But what the hell? It's only money, and she's my little baby. So for all of this, and the fact that I just earned myself a 17-paragraph update about Buffy in relation to my cat's health problem -- and only one day of them, for all of that -- I am a total loser.
But I'm okay with that, 'cause everyone that's met my cats thinks they're awesome, regardless of evil and so on. So there. Hey, there are more than twenty reasons why this site's called The Litterbox, no? :) Plus, it makes me feel better to document it all and maybe have some other people sharing in my worry and expressing sympathy and so on.
And now that I've finished defending my reasons for posting what I want to my own site... :)
We had a barbecue here at work today, to celebrate the launch of the Government of Canada Workplace Charitable Campaign.
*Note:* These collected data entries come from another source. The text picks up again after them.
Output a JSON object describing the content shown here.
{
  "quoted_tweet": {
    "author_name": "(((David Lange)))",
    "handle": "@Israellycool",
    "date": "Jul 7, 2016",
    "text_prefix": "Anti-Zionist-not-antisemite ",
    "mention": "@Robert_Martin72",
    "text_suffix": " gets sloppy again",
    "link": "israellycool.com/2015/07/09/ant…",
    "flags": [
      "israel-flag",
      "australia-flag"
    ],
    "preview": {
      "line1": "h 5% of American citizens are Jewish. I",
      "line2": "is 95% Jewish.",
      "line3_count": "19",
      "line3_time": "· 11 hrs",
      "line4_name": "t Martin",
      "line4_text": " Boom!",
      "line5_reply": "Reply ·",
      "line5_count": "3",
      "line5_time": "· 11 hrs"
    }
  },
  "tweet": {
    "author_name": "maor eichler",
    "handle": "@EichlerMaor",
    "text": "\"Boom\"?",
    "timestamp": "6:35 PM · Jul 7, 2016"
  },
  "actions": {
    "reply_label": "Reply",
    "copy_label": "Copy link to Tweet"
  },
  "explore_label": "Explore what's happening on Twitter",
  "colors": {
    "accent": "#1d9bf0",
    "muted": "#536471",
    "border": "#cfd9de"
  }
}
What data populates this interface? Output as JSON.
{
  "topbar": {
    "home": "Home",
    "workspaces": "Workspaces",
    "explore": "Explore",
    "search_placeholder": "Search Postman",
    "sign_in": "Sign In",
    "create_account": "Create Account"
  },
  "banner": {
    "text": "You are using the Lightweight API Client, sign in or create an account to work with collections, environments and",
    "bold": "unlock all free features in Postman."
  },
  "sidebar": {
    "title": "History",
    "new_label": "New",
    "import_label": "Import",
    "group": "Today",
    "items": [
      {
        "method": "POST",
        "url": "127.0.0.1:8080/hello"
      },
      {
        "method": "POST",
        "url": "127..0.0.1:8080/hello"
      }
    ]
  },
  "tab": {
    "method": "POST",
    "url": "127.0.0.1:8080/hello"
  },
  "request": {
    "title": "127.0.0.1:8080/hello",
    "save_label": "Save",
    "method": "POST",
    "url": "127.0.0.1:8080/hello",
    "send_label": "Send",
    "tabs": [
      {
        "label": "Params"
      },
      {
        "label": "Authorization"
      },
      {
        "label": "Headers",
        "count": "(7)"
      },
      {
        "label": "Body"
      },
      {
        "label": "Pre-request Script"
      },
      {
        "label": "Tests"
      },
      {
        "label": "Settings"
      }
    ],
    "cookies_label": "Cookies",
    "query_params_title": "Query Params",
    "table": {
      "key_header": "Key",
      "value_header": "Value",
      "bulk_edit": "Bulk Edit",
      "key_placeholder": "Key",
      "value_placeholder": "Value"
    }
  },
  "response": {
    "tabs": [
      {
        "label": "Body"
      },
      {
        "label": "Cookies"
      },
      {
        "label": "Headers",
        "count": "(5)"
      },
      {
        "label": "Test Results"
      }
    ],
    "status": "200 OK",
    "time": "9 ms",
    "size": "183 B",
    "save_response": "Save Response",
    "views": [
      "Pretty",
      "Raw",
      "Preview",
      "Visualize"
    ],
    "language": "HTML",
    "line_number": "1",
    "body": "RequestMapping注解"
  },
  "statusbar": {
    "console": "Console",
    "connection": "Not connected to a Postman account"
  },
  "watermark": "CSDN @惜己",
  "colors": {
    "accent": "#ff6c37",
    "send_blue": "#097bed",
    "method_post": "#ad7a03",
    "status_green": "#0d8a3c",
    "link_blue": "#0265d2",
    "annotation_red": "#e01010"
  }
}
This means that people will now start circulating to ask for money for the United Way, and I will experience vague pangs of guilt for not contributing. I prefer to give money directly to causes that I personally support, like the Humane Society -- and I do that not only through financial contributions, when I can afford them, but through obtaining animals from them, a la Shadow and now Venus.
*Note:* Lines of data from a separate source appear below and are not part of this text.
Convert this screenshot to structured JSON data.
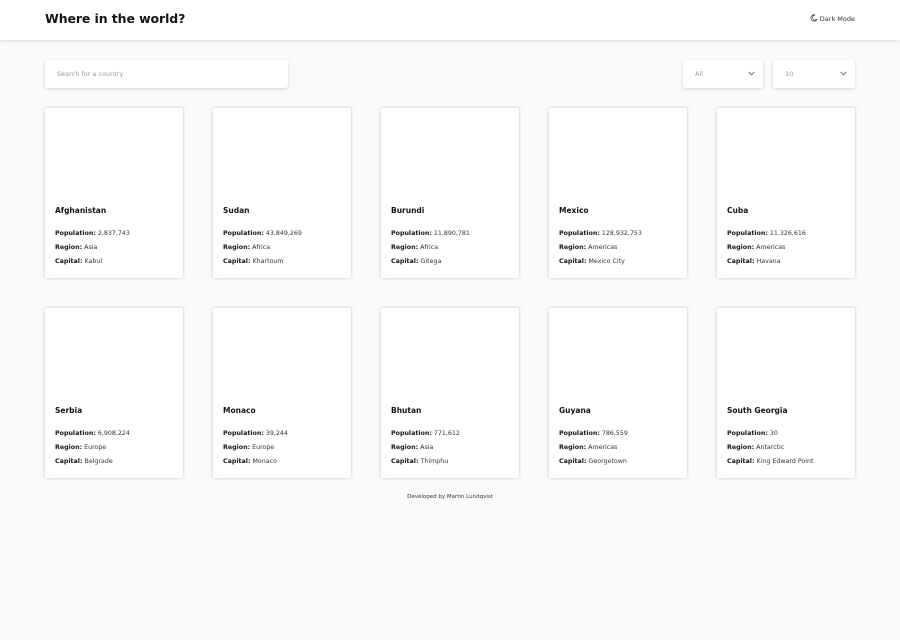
{
  "header": {
    "title": "Where in the world?",
    "dark_mode_label": "Dark Mode"
  },
  "search": {
    "placeholder": "Search for a country"
  },
  "filters": {
    "region_value": "All",
    "count_value": "10"
  },
  "labels": {
    "population": "Population:",
    "region": "Region:",
    "capital": "Capital:"
  },
  "countries": [
    {
      "name": "Afghanistan",
      "population": "2,837,743",
      "region": "Asia",
      "capital": "Kabul"
    },
    {
      "name": "Sudan",
      "population": "43,849,269",
      "region": "Africa",
      "capital": "Khartoum"
    },
    {
      "name": "Burundi",
      "population": "11,890,781",
      "region": "Africa",
      "capital": "Gitega"
    },
    {
      "name": "Mexico",
      "population": "128,932,753",
      "region": "Americas",
      "capital": "Mexico City"
    },
    {
      "name": "Cuba",
      "population": "11,326,616",
      "region": "Americas",
      "capital": "Havana"
    },
    {
      "name": "Serbia",
      "population": "6,908,224",
      "region": "Europe",
      "capital": "Belgrade"
    },
    {
      "name": "Monaco",
      "population": "39,244",
      "region": "Europe",
      "capital": "Monaco"
    },
    {
      "name": "Bhutan",
      "population": "771,612",
      "region": "Asia",
      "capital": "Thimphu"
    },
    {
      "name": "Guyana",
      "population": "786,559",
      "region": "Americas",
      "capital": "Georgetown"
    },
    {
      "name": "South Georgia",
      "population": "30",
      "region": "Antarctic",
      "capital": "King Edward Point"
    }
  ],
  "footer": {
    "text": "Developed by Martin Lundqvist"
  }
}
Sorry if that seemed ranty, it's not meant to be. What can I say? I like animals more than people, sometimes. Sometimes.
What else? Yeah, not too much.
Here, some links:
New mouse. My favourite is the tongue-in-cheek line of the first bit: "There is apparently some good news today for all those readers who enjoy surfing web porn but would prefer to use their right hand for something other than operating a mouse - a Canadian visionary from Ottawa's Institute of Information Technology has developed a nose-operated mouse which looks set to redefine the human-computer interface paradigm."
I am very bored and wishing that the magazines I ordered ages ago would hurry up and arrive. That would make me happy, and not feel that my money was spent in vain.